Obama returns to Washington on edge of fiscal cliff

President Barack Obama returns on Thursday to a sharply divided Washington under pressure to forge a year-end deal with Republicans to avoid the tax hikes and spending cuts of the “fiscal cliff.”

Obama cut his Hawaiian Christmas vacation short to contend with the looming January 1 crisis, as Republicans and Democrats traded blame and the White House reportedly lashed out at the “congressional stupidity” gripping the capital.

Six days earlier Obama had urged Congress to end a deadlock over how to avoid the hundreds of billions of dollars in tax hikes and spending cuts that kick in at the start of the year if Congress fails to act.

The situation has spooked US and global markets, left Americans wondering whether they will pay thousands more in taxes next year, and worried the Pentagon, which fears defense cuts could seriously undermine the military.

Complicating efforts to avoid fiscal disaster, Treasury Secretary Timothy Geithner warned that his department will need to take “extraordinary measures” to postpone the day the government could default on its liabilities.

Geithner said in a letter to Senate Majority Leader Harry Reid that the nation will reach its statutory $16.39 trillion debt limit on Monday, December 31.

His measures would create some $200 billion in headroom that under normal circumstances would last about two months, to the end of February.

“However, given the significant uncertainty that now exists with regard to unresolved tax and spending policies for 2013, it is not possible to predict the effective duration of these measures,” Geithner said.

Experts say a failure to strike a fiscal cliff compromise by New Year’s Eve could plunge the world’s biggest economy into recession, and wrangling over the debt ceiling will only exacerbate the uncertainty.

But members of the House and Senate have shown no signs of nearing any accord.

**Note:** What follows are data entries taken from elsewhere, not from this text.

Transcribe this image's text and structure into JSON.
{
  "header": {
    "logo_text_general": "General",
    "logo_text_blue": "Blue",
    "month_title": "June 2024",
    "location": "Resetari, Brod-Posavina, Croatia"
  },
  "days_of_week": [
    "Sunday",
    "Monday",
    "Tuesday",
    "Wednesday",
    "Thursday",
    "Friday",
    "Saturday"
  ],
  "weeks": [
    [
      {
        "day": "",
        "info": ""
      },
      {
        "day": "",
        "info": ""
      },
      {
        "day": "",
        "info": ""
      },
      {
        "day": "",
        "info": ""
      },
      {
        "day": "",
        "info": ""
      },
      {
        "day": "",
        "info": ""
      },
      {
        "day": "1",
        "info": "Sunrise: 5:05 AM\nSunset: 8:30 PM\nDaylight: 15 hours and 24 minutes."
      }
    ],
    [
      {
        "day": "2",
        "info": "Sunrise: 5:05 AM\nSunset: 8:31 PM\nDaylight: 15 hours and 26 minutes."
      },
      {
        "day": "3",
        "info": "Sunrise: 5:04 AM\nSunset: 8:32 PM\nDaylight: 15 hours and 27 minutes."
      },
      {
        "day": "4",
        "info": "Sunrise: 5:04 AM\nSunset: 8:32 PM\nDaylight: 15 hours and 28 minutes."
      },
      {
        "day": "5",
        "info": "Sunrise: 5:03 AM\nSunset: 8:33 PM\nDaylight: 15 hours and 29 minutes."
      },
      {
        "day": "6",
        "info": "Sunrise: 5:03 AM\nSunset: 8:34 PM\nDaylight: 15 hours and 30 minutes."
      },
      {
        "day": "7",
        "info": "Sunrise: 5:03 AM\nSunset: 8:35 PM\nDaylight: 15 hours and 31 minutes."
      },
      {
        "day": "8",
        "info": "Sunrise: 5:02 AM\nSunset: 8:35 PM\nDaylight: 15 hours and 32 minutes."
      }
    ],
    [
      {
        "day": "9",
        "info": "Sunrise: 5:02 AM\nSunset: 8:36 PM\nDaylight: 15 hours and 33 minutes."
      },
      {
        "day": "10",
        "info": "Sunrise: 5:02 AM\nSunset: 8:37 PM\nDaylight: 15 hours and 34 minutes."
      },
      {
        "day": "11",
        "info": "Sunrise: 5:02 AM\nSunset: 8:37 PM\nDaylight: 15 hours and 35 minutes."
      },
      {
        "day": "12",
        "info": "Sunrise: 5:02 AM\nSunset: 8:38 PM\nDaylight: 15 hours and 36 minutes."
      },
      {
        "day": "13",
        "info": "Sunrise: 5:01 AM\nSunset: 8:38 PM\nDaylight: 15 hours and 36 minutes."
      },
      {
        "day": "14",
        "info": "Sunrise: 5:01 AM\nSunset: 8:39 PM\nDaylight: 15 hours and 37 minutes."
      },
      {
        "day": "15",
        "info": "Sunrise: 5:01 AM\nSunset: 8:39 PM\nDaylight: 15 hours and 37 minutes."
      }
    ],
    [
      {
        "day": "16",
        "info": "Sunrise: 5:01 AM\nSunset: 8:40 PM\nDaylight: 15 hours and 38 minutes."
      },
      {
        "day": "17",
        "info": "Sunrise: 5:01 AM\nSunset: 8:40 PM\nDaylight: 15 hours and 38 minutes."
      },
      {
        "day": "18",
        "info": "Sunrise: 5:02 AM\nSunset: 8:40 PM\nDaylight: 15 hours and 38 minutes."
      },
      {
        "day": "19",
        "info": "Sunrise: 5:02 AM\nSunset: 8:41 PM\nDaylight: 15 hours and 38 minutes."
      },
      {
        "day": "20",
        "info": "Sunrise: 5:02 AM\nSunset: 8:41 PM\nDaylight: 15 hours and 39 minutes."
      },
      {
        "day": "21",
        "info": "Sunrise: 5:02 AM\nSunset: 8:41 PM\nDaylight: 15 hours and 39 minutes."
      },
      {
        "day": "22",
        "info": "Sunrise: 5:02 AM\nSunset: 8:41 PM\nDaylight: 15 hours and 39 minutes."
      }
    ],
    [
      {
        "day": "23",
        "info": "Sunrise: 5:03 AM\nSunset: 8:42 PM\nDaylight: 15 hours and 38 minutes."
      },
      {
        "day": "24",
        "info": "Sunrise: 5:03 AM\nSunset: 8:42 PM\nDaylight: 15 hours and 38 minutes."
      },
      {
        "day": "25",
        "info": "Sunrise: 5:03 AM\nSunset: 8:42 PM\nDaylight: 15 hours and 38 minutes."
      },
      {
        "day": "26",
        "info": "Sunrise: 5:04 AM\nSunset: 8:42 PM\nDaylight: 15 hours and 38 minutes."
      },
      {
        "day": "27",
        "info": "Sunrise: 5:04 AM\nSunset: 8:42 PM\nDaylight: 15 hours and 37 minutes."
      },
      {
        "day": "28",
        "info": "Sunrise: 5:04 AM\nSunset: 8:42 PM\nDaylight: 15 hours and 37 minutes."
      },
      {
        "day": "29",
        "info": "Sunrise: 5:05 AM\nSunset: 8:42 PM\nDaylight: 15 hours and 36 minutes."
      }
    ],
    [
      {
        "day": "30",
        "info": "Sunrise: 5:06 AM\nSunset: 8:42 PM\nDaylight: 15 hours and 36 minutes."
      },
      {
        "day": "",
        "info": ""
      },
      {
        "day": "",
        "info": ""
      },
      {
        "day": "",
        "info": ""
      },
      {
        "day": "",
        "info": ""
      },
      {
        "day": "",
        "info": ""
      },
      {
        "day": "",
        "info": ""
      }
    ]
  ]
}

“The White House hasn’t reached out to us, nor have Senate (Democrats),” Don Stewart, deputy chief of staff to Republican Minority Leader Mitch McConnell, told AFP Wednesday. “They seem to be working on this on their own.”

Both parties traded blame last week over the failure to reach a deal and Republican House Speaker John Boehner punted to the Democrat-led Senate, asking Obama and Reid to draft legislation that could pass both houses.

Boehner insisted Wednesday that “lines of communication remain open,” but held firm that the Senate must make the next move.

He suggested the chamber take up bills already passed by the House, notably a bill extending all tax breaks and another that replaces automatic spending cuts with ones that do not affect national security.

“If the Senate will not approve and send them to the president to be signed into law in their current form, they must be amended and returned to the House” for consideration, Boehner said in a statement.

A White House official offered a different, blunter view. “What we need is for (McConnell) not to block a vote and for Boehner to allow a vote,” the official told ABC News.

“The hits to our economy aren’t coming from outside factors, they’re coming from congressional stupidity.”

With an eerie calm settled over Washington, a senior Democratic aide said there was “no progress” to report.

The Senate will be back in session Thursday, while Boehner has promised to give House members 48 hours notice before recalling them.

With the cliff deadline fast approaching, Obama has pared back his hopes for a year-end, multi-trillion-dollar grand bargain that slashes the deficit over a 10-year period.

Instead, he said Congress should approve a stop-gap measure that protects middle-class taxpayers while laying the groundwork for further deficit reduction next year.

Obama campaigned for re-election supporting the extension of Bush-era tax breaks for households earning up to $250,000 a year.

But with Republicans in the House majority, even if all 192 Democrats in the chamber voted for an Obama-backed plan, it would still need support from at least two dozen Republicans.

Most Republicans in Congress have signed a no-new-taxes pledge, however, and it was unclear just how many would violate that oath in order to strike a deal.

Staunch conservatives last week revolted against Boehner’s alternative proposal to prevent a 2013 tax hike on anyone making under $1 million per year.

Republicans could balk at voting on any tax plan until after January 1, forcing all tax rates to rise.

Then, instead of actively voting to hike rates on the wealthy, Republicans could turn around and vote to reduce middle-class taxes to pre-2013 rates.